Even more insidious is the threat to innovation diversity. Loctite excels in industrial-grade instant adhesives; Liquid Nails dominates in weather-resistant, user-friendly formulations for home use. A merger would likely shift R&D resources toward high-margin industrial products, sacrificing iterative improvements for DIY users. The FTC calls this “invisible innovation suppression”—and it’s far more damaging than overt price hikes.
The Weight of One Tube: Toppling the Illusion of “Bigger Is Better”
Whether the Henkel-Liquid Nails deal collapses or survives in modified form, it’s already sent a clear message: Amid the global frenzy of industrial consolidation, regulators are recalibrating the scales. Companies can no longer assume that “bigger is better” is inherently justified, nor can they hide market dominance behind the rhetoric of “efficiency.”
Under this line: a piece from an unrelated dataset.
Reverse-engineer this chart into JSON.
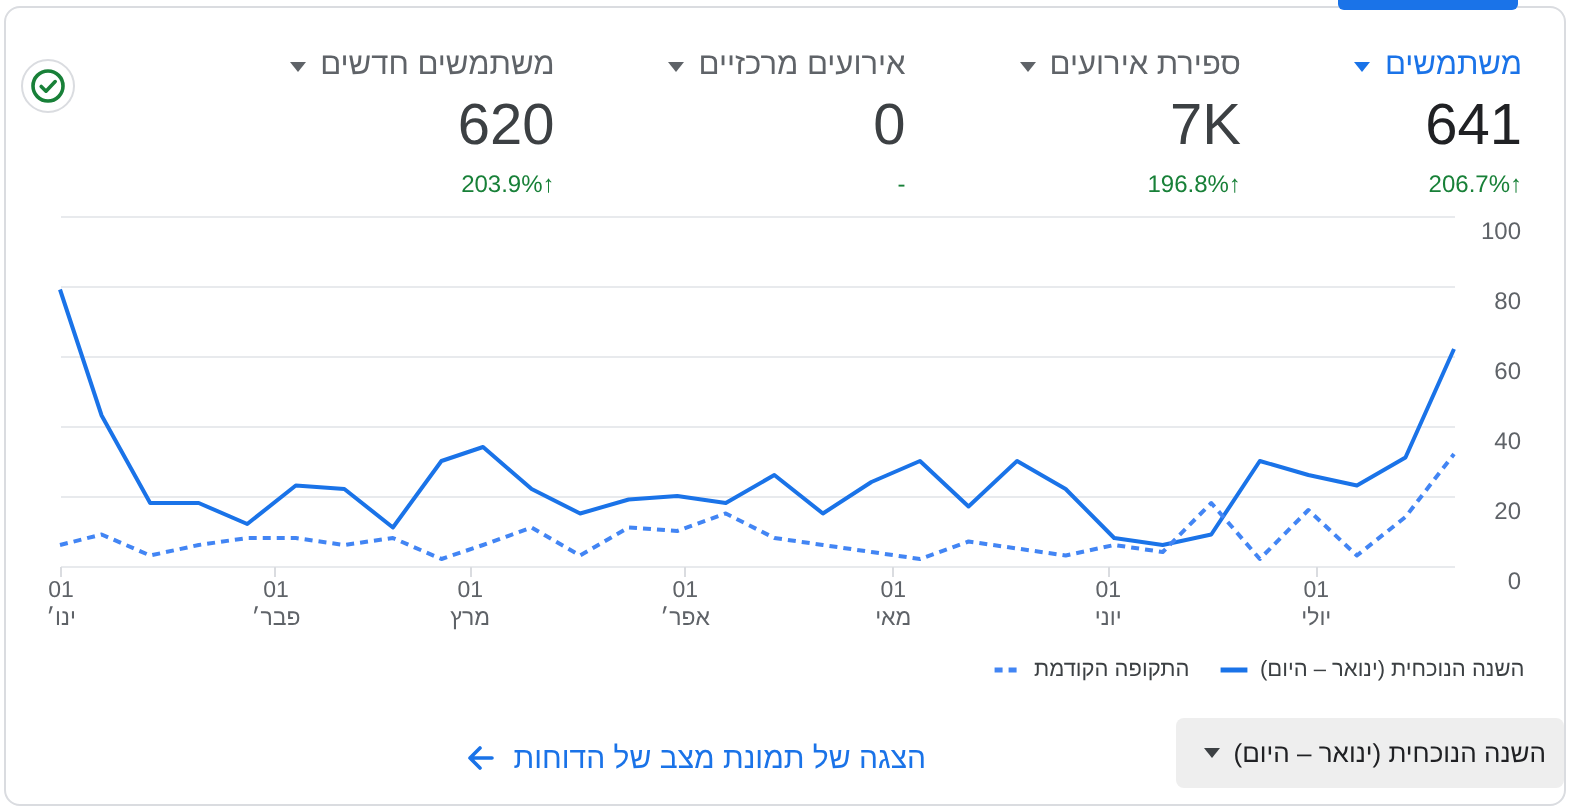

For Henkel, this is a strategic setback. For the entire industry, it’s a necessary wake-up call. Real competitiveness isn’t bought by swallowing rivals—it’s forged in relentless rivalry. When a single tube of adhesive can trigger a national antitrust lawsuit, every corporate giant dreaming of “winning by acquisition” needs to understand: Markets may consolidate, but the spark of competition must never be extinguished.
After all, what matters to consumers isn’t who owns Liquid Nails. It’s whether, tomorrow at Home Depot, they’ll still have two or three trusted brands to choose from—and whether they can believe that each one is fighting to be better, cheaper, and more reliable. That’s the soul of a market economy.